Configuration Suc. Rate↑ Mid. Err↓ Head. Err↓ Rot. Err↓ Description
w/o Guidance 90.0% 3.22 0.394 0.425 Without guidance, exploration efficiency decreases
w/o Distance 81.6% 2.90 0.419 0.475 Without distance features, shape perception degrades
w/o Curriculum 96.2% 4.12 0.381 0.462 Without curriculum, high success rate but poor target accuracy
Full Model 95.0% 2.85 0.270 0.306 Best overall performance

Generalization to different dexterous hands (PartNet):

Hand Model Suc. Rate↑ Mid. Error↓ Head.

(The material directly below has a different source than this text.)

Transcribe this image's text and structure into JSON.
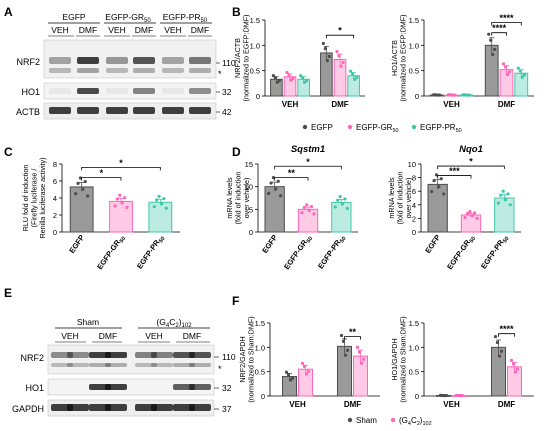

Error↓ No. of Joints
MANO 95.0% 2.85cm 0.270rad 45
Allegro 95.3% 4.38cm 0.291rad 16
Shadow 94.0% 3.57cm 0.317rad 22
Faive 95.8% 2.85cm 0.228rad 30

Key Findings

  • Generalizes to over 500k unseen objects after training on only 58 objects, achieving an 82.2% success rate and demonstrating remarkable generalization capability.
  • SynH2R requires a week to generate reference poses for the ShapeNet test set, whereas GraspXL achieves real-time inference.
  • Although the success rate with the curriculum is slightly lower than without it, the target accuracy is significantly improved (Heading Error dropped from 0.381 to 0.270), highlighting the necessity of decoupled learning.
  • Link distance features are crucial for generalization—they directly extract shape intelligence from geometric distances without relying on point cloud encoders.
  • Highly effective on both reconstructed objects (with noisy meshes) and AI-generated objects, presenting no barriers to real-world deployment.

Highlights & Insights

  • Breakthrough in Scale: Generalizing from 58 training objects to over 500,000 test objects is an unprecedented scale in grasp motion synthesis.
  • Zero Data Dependency: It completely eliminates the need for 3D hand-object interaction data, learning solely through RL + physical simulation.
  • Exquisite Curriculum Design: Static-to-movable object state transitions paired with target-to-grasp reward weight switches effectively resolve multi-objective conflicts.
  • Generality: The same framework supports four different dexterous hands (MANO, Shadow, Allegro, Faive) without any architecture modification.

Limitations & Future Work

  • Only supports rigid bodies and does not handle deformable objects (e.g., cloth, ropes).
  • The success rate drops when objects are excessively large or heavy (79% for Large objects), requiring torque constraints to be considered.
  • Currently only generates approach-and-grasp motions, excluding subsequent manipulation (e.g., rotation, placement).
  • Link distance features are sensitive to occlusion and self-occlusion; future work could integrate point cloud encoders to enhance shape understanding.
  • Inference requires a physics simulator; direct deployment onto real robots necessitates sim-to-real transfer.
  • SynH2R (Christen et al., ICRA 2024): A two-stage approach that generates reference poses via optimization and follows them using RL. However, the optimization process is time-consuming and the control objectives are limited.
  • UniDexGrasp/UniDexGrasp++: Also employs RL for grasping but requires pre-generated reference poses and generalizes to only about 100 objects.
  • D-Grasp (Christen et al., CVPR 2022): Utilizes reference grasp poses to generate physically plausible grasping motions.
  • Application of Curriculum Learning in RL: The static-to-movable curriculum design in this work can be extended to other contact-rich RL tasks.

Rating

  • Novelty: ⭐⭐⭐⭐ — The multi-objective control framework and curriculum learning design are creative, and the large-scale generalization is highly impressive.
  • Experimental Thoroughness: ⭐⭐⭐⭐⭐ — Extremely comprehensive, with evaluation spanning multiple datasets, multiple hand models, thorough ablations, and a test scale of over 500k objects.
  • Writing Quality: ⭐⭐⭐⭐ — Clear problem definition, consistent notation, and well-structured presentation.
  • Value: ⭐⭐⭐⭐⭐ — Demonstrates grasp motion generation for 500k+ objects for the first time. The code and dataset are open-source, offering direct value to the robotics and computer animation communities.